— Одного желания маловато.
— Это верно, поэтому будем действовать! — Григорий немного помолчал, словно прикидывая, как именно мы будем действовать, и очень непоследовательно уточнил: — Конечно, при таком ускорении не развернёшься, активно сопротивляться насилию будем потом, при более благоприятных условиях. А пока будем отлёживаться — копить силы для решающего контрудара. Степан вот правильно делает — отсыпается…
Григорий замолчал.
Я хотел было хоть что-нибудь сказать в ответ на его рассуждения, спросить, о каких благоприятных условиях он мечтает? Будут ли они? Можно ли сопротивляться активно в нашем положении? Или это уже бред надломленного сознания? И тут ужасная мысль пронзила меня. Я вспомнил предостережения Терзалии, вспомнил рассказ Степана о специфике условий на планете Арис и вдруг отчётливо осознал, что все мы попали в чьё-то литературное произведение, в чей-то фантастический или приключенческий сюжет! И я, о, ужасное ощущение, почувствовал себя вдруг литературным героем. Героем, который полностью зависит от воли и воображения какого-то неизвестного автора. Всё во мне Запротестовало. Нет! Я хочу сам распоряжаться своей судьбой, своими поступками, своими привязанностями! Наконец, своей любовью к Терзалии! Или и эта любовь была кем-то уже запрограммирована, выдумана и привита мне? Не хочу, не желаю, не верю! В конце концов, мы живые люди! Надо бороться, ломать заданный кем-то сюжет! Надо искать своё решение! Хотелось кричать обо всём этом, но я не сказал ни единого слова. Язык мой набух, отяжелел и даже дышать стало трудно. «Вот и поборолись, — лениво подумал я, — самообман один».

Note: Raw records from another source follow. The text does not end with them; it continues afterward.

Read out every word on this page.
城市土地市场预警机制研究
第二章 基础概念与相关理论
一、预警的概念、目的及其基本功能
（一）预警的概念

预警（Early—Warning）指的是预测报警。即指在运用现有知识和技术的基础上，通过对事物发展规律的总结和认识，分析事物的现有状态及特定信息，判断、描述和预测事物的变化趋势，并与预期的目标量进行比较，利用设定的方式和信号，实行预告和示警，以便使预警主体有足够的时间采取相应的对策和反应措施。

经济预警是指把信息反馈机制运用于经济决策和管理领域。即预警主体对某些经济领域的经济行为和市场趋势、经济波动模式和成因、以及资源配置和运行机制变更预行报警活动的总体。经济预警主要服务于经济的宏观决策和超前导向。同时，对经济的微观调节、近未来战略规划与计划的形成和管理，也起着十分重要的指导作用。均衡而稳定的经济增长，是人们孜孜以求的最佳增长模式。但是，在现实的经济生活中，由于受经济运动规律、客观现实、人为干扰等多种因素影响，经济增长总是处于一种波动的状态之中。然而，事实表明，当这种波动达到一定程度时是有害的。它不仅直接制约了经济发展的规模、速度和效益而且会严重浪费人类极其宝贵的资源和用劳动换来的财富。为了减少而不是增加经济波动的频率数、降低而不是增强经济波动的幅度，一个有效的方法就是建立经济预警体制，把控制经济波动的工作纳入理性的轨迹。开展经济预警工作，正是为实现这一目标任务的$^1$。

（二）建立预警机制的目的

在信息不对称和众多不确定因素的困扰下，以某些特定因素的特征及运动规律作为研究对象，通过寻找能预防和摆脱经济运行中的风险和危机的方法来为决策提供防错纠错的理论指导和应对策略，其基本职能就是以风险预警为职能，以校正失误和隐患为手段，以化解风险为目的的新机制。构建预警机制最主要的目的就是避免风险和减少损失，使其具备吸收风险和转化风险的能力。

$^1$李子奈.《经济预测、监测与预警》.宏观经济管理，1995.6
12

В висках билась сгустившаяся кровь. Перед глазами из тьмы стали выплывать один за другим оранжевые, зелёные и голубые круги. И появилось жуткое ощущение своей мизерности, игрушечности, какой-то даже микроскопичности. Тело моё и сознание вдруг сжались до размеров бусины, пылинки, стали меньше во много раз самой маленькой кибернетической мыши из тех, что напали на звездолёт, и я почувствовал, что проваливаюсь, сползаю, падаю в чёрную бесконечную и бездонную пропасть.
Долго ли я падал во тьму? Не знаю. Сознание вернулось вместе с ощущением необычайной лёгкости и тишины вокруг.
Наверное, я застонал, заметался, словом, как-то дал понять окружающим, что очухался. И откуда-то с другого конца бесконечности, и тьмы донёсся далёкий голос Григория:
— Студент… Живой? Это у тебя с непривычки… Перегрузочки, они не сахар…
Голос штурмана всё приближался, нарастал и вот уже громыхает совсем рядом, близко, над самым ухом.